Bows, coral, and
lace enhance beauty but can ultimately hinder the host. It can often be a
result of the objectification of the female body by ornamentation and
decoration thus skewing the perception of the female's role. It is this idea of
something may be negative but is unmistakably beautiful that can be a
contributing factor to forming ideas of beauty based on physical nature of the
female form.
Monday, April 30, 2012
Maurizio Anzeri
This artist sews embroidery directly into old vintage photgrpahs. Maurizio Anzeri creates veils and costume like features on the figures through embroidery forms. These highlight the personaity of the person in the photgrpahy is translating. The photographs are the only remnants of these people and he is determining how they are reflected by the portraits.
Francesca Woodman
Francesca Woodman is a photographer that produced a lot of work at a very young age involving her body as a subject primarily. Her photographs display movement provoking shapes that are intriguing and curious to view. Most of her photographs seem to revolve around the female body and display a quite lonely feeling overall. Personally, this is how I read her work because there is not much literature that the artist herself write about her work. Her work was primarily produced in her undergraduate studies and the few years after before she committed suicide. Most people allow her personal story to translate her work, and although it does inform it, I believe her work stretches beyond that story. Her photographs are provocative both in terms of sexuality of the female and in an innovative translation of photography.
Monday, April 9, 2012
Project 5: Independent Research
For this last project, I would like to continue what I am doing in the previous project. I will continue to style and setting of the previous while incorporating a different sculpture artist to base for the figure's appearance. Justin de Caines Taylor is an artist who produces concrete sculptures and place them in the ocean to act as coral reefs. The materials used to make his special recipe of concrete support sea growth and allow for coral to grow easily, helping the ocean naturally reproduce it's plants and animals that are being negatively affected by human interference. Here, the human hand is helping the ocean while the ocean his covering and ruining the sculptures. However, half the sculpture become the infliction of the sea growth. The result, is a beautiful combination of color, texture, and pattern that enrich and give life, literally, to the concrete sculptures.

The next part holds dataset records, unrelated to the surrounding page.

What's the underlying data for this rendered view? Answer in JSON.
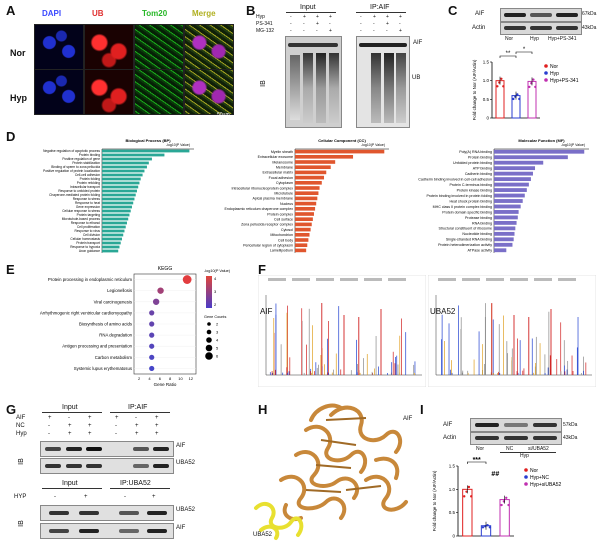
{
  "panels": {
    "A": {
      "label": "A",
      "stains": [
        "DAPI",
        "UB",
        "Tom20",
        "Merge"
      ],
      "stain_colors": [
        "#3a48ff",
        "#e03030",
        "#28b828",
        "#b0b020"
      ],
      "rows": [
        "Nor",
        "Hyp"
      ],
      "scale": "50μm"
    },
    "B": {
      "label": "B",
      "header_input": "Input",
      "header_ip": "IP:AIF",
      "conditions": [
        "Hyp",
        "PS-341",
        "MG-132"
      ],
      "signs": [
        [
          "-",
          "+",
          "+",
          "+",
          "-",
          "+",
          "+",
          "+"
        ],
        [
          "-",
          "-",
          "+",
          "-",
          "-",
          "-",
          "+",
          "-"
        ],
        [
          "-",
          "-",
          "-",
          "+",
          "-",
          "-",
          "-",
          "+"
        ]
      ],
      "band_aif": "AIF",
      "band_ub": "UB",
      "side": "IB"
    },
    "C": {
      "label": "C",
      "blot_rows": [
        "AIF",
        "Actin"
      ],
      "sizes": [
        "67kDa",
        "43kDa"
      ],
      "lanes": [
        "Nor",
        "Hyp",
        "Hyp+PS-341"
      ],
      "ylabel": "Fold change to Nor (AIF/Actin)",
      "stars": [
        "**",
        "*"
      ]
    },
    "D": {
      "label": "D",
      "plots": [
        {
          "title": "Biological Process (BP)",
          "xlabel": "-log10(P Value)",
          "terms": [
            "Negative regulation of apoptotic process",
            "Protein binding",
            "Positive regulation of gene",
            "Protein stabilization",
            "Binding of sperm to zona pellucida",
            "Positive regulation of protein localization",
            "Cell-cell adhesion",
            "Protein folding",
            "Protein refolding",
            "Intracellular transport",
            "Response to unfolded protein",
            "Chaperone-mediated protein folding",
            "Response to stress",
            "Response to heat",
            "Gene expression",
            "Cellular response to stress",
            "Protein targeting",
            "Microtubule-based process",
            "Response to ethanol",
            "Cell proliferation",
            "Response to virus",
            "Cell division",
            "Cellular homeostasis",
            "Protein transport",
            "Response to hypoxia",
            "Axon guidance"
          ]
        },
        {
          "title": "Cellular Component (CC)",
          "xlabel": "-log10(P Value)",
          "terms": [
            "Myelin sheath",
            "Extracellular exosome",
            "Melanosome",
            "Membrane",
            "Extracellular matrix",
            "Focal adhesion",
            "Cytoplasm",
            "Intracellular ribonucleoprotein complex",
            "Microtubule",
            "Apical plasma membrane",
            "Nucleus",
            "Endoplasmic reticulum chaperone complex",
            "Protein complex",
            "Cell surface",
            "Zona pellucida receptor complex",
            "Cytosol",
            "Mitochondrion",
            "Cell body",
            "Pericellular region of cytoplasm",
            "Lamellipodium"
          ]
        },
        {
          "title": "Molecular Function (MF)",
          "xlabel": "-log10(P Value)",
          "terms": [
            "Poly(A) RNA binding",
            "Protein binding",
            "Unfolded protein binding",
            "ATP binding",
            "Cadherin binding",
            "Cadherin binding involved in cell-cell adhesion",
            "Protein C-terminus binding",
            "Protein kinase binding",
            "Protein binding involved in protein folding",
            "Heat shock protein binding",
            "MHC class II protein complex binding",
            "Protein domain specific binding",
            "Protease binding",
            "RNA binding",
            "Structural constituent of ribosome",
            "Nucleotide binding",
            "Single-stranded RNA binding",
            "Protein heterodimerization activity",
            "ATPase activity"
          ]
        }
      ]
    },
    "E": {
      "label": "E",
      "title": "KEGG",
      "xlabel": "Gene Ratio",
      "legend_p": "-log10(P Value)",
      "legend_count": "Gene Counts",
      "count_values": [
        "2",
        "3",
        "4",
        "5",
        "6"
      ],
      "colorbar_ticks": [
        "4",
        "3",
        "2"
      ]
    },
    "F": {
      "label": "F",
      "proteins": [
        "AIF",
        "UBA52"
      ]
    },
    "G": {
      "label": "G",
      "header_input": "Input",
      "header_ip": "IP:AIF",
      "conds": [
        "AIF",
        "NC",
        "Hyp"
      ],
      "signs": [
        [
          "+",
          "-",
          "+",
          "+",
          "-",
          "+"
        ],
        [
          "-",
          "+",
          "+",
          "-",
          "+",
          "+"
        ],
        [
          "-",
          "+",
          "+",
          "-",
          "+",
          "+"
        ]
      ],
      "bands_top": [
        "AIF",
        "UBA52"
      ],
      "header_input2": "Input",
      "header_ip2": "IP:UBA52",
      "hyp_label": "HYP",
      "hyp_signs": [
        "-",
        "+",
        "-",
        "+"
      ],
      "bands_bottom": [
        "UBA52",
        "AIF"
      ],
      "side": "IB"
    },
    "H": {
      "label": "H",
      "aif": "AIF",
      "uba52": "UBA52"
    },
    "I": {
      "label": "I",
      "blot_rows": [
        "AIF",
        "Actin"
      ],
      "sizes": [
        "57kDa",
        "43kDa"
      ],
      "lanes": [
        "Nor",
        "NC",
        "si/UBA52"
      ],
      "group": "Hyp",
      "ylabel": "Fold change to Nor (AIF/Actin)",
      "stars": [
        "***",
        "##"
      ]
    }
  },
  "chart_data": [
    {
      "panel": "C",
      "type": "bar",
      "categories": [
        "Nor",
        "Hyp",
        "Hyp+PS-341"
      ],
      "values": [
        1.0,
        0.6,
        0.98
      ],
      "ylim": [
        0,
        1.5
      ],
      "yticks": [
        "0",
        "0.5",
        "1.0",
        "1.5"
      ],
      "legend": [
        "Nor",
        "Hyp",
        "Hyp+PS-341"
      ],
      "colors": [
        "#e02020",
        "#2a3ed0",
        "#c030b0"
      ],
      "ylabel": "Fold change to Nor (AIF/Actin)",
      "title": ""
    },
    {
      "panel": "D-BP",
      "type": "bar",
      "orientation": "horizontal",
      "categories": [
        "Negative regulation of apoptotic process",
        "Protein binding",
        "Positive regulation of gene",
        "Protein stabilization",
        "Binding of sperm to zona pellucida",
        "Positive regulation of protein localization",
        "Cell-cell adhesion",
        "Protein folding",
        "Protein refolding",
        "Intracellular transport",
        "Response to unfolded protein",
        "Chaperone-mediated protein folding",
        "Response to stress",
        "Response to heat",
        "Gene expression",
        "Cellular response to stress",
        "Protein targeting",
        "Microtubule-based process",
        "Response to ethanol",
        "Cell proliferation",
        "Response to virus",
        "Cell division",
        "Cellular homeostasis",
        "Protein transport",
        "Response to hypoxia",
        "Axon guidance"
      ],
      "values": [
        14,
        10,
        8,
        7.5,
        7.2,
        6.8,
        6.5,
        6.2,
        6,
        5.8,
        5.6,
        5.4,
        5.2,
        5,
        4.8,
        4.6,
        4.4,
        4.2,
        4,
        3.8,
        3.6,
        3.4,
        3.2,
        3.0,
        2.8,
        2.6
      ],
      "color": "#2aa796",
      "xlabel": "-log10(P Value)",
      "title": "Biological Process (BP)"
    },
    {
      "panel": "D-CC",
      "type": "bar",
      "orientation": "horizontal",
      "categories": [
        "Myelin sheath",
        "Extracellular exosome",
        "Melanosome",
        "Membrane",
        "Extracellular matrix",
        "Focal adhesion",
        "Cytoplasm",
        "Intracellular ribonucleoprotein complex",
        "Microtubule",
        "Apical plasma membrane",
        "Nucleus",
        "Endoplasmic reticulum chaperone complex",
        "Protein complex",
        "Cell surface",
        "Zona pellucida receptor complex",
        "Cytosol",
        "Mitochondrion",
        "Cell body",
        "Pericellular region of cytoplasm",
        "Lamellipodium"
      ],
      "values": [
        40,
        26,
        18,
        16,
        14,
        13,
        12,
        11,
        10.5,
        10,
        9.5,
        9,
        8.5,
        8,
        7.5,
        7,
        6.5,
        6,
        5.5,
        5
      ],
      "color": "#e0562e",
      "xlabel": "-log10(P Value)",
      "title": "Cellular Component (CC)"
    },
    {
      "panel": "D-MF",
      "type": "bar",
      "orientation": "horizontal",
      "categories": [
        "Poly(A) RNA binding",
        "Protein binding",
        "Unfolded protein binding",
        "ATP binding",
        "Cadherin binding",
        "Cadherin binding involved in cell-cell adhesion",
        "Protein C-terminus binding",
        "Protein kinase binding",
        "Protein binding involved in protein folding",
        "Heat shock protein binding",
        "MHC class II protein complex binding",
        "Protein domain specific binding",
        "Protease binding",
        "RNA binding",
        "Structural constituent of ribosome",
        "Nucleotide binding",
        "Single-stranded RNA binding",
        "Protein heterodimerization activity",
        "ATPase activity"
      ],
      "values": [
        22,
        18,
        12,
        10,
        9.5,
        9,
        8.5,
        8,
        7.5,
        7,
        6.5,
        6,
        5.8,
        5.5,
        5.2,
        5,
        4.8,
        4.5,
        3
      ],
      "color": "#7a6fc8",
      "xlabel": "-log10(P Value)",
      "title": "Molecular Function (MF)"
    },
    {
      "panel": "E",
      "type": "scatter",
      "title": "KEGG",
      "categories": [
        "Protein processing in endoplasmic reticulum",
        "Legionellosis",
        "Viral carcinogenesis",
        "Arrhythmogenic right ventricular cardiomyopathy",
        "Biosynthesis of amino acids",
        "RNA degradation",
        "Antigen processing and presentation",
        "Carbon metabolism",
        "Systemic lupus erythematosus"
      ],
      "x": [
        0.12,
        0.06,
        0.05,
        0.04,
        0.04,
        0.04,
        0.04,
        0.04,
        0.04
      ],
      "count": [
        6,
        4,
        4,
        3,
        3,
        3,
        3,
        3,
        3
      ],
      "p": [
        4.2,
        3.3,
        2.8,
        2.5,
        2.4,
        2.3,
        2.2,
        2.1,
        2.0
      ],
      "xlabel": "Gene Ratio",
      "xticks": [
        "2",
        "4",
        "6",
        "8",
        "10",
        "12"
      ],
      "xlim": [
        0,
        0.14
      ]
    },
    {
      "panel": "I",
      "type": "bar",
      "categories": [
        "Nor",
        "Hyp+NC",
        "Hyp+siUBA52"
      ],
      "values": [
        1.0,
        0.22,
        0.78
      ],
      "ylim": [
        0,
        1.5
      ],
      "yticks": [
        "0",
        "0.5",
        "1.0",
        "1.5"
      ],
      "legend": [
        "Nor",
        "Hyp+NC",
        "Hyp+siUBA52"
      ],
      "colors": [
        "#e02020",
        "#2a3ed0",
        "#c030b0"
      ],
      "ylabel": "Fold change to Nor (AIF/Actin)",
      "title": ""
    }
  ]
}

I am trying to think about other locations besides the one used in my previous image for a background. I think that a change in setting would allow for a more complete change in concept in response to the original image and sculpture. This image would have a dynamic of beauty in growth and destruction verse the other image being a pull between restoration and injury. Because of this, the domestic setting might not be as fitting since the previous has a quite home-like quality to it. The sea growth version would call for a more open atmosphere, possibly in a more open, but still natural setting. Allowing the setting a change would open avenues for comparison. Also the nude being bare and open will contrast the concealment of the sea growth over the body. The first being a recovery, everything has been broken down. The second being a struggle, everything being built up and around the figure to protect and thrive off of it which in turn hinders and destroys.
The setting should be much more simplified to highlight the sea growth making that the focus. The corner of a wall with plain molding and background might advantageous in order to draw the focus away from the image as a whole and into the figure. Corners and mirrors seem to be situations that come up often in Franesca's Woodman's work, the photographer that I based my previous project on for background and will continue to explore. In continuing with this, the blank but afflicted wall with mirror for reflection will be a part of my piece as well.
An additional idea revolves around the figure sculpture artist Christyl Boger. She sculpts mainly women sitting, often ornamented in traditional blue and white ceramics decoration and lustre. Her works talks about vulnerability and fragility and the impulsiveness vs. control that sometimes is attained through human action. She is strongly influenced by the history of ceramics, hence the decorative references to ornamentation. This adds a certain reference to class and ornamentation to her work.
For me, this can be cross-referenced with ornamentation that women wear as jewelry, highlighting the gold and old patterning. Old victorian jewelry seems to resinate an interest with me since it is often gaudy and over done yet so revered as being beautiful and precious. Utilizing the jewelry as the reference to lustre is interesting comparison. Having an over adornment of vintage jewelry may be another beautiful yet masking way of concealing oneself, in line with how sea growth can take over and cover. However, this is done by the person themselves to represent this idea of beauty while covering up other thing with something more appealing. Impulsivity has a relation to the emotional concepts linked with Justin Novak's work that what can be inferred from Francesca Woodman's overall impression. Referencing pain and sensuality in the same realm is an idea that can be discussed through ornamentation of the woman. There is a certain emotional association with ornamentation that is discussed with a conscious need to present oneself as one's best, initiating the need for jewelry or other adornments as well as a overly-concsious awareness of physical being.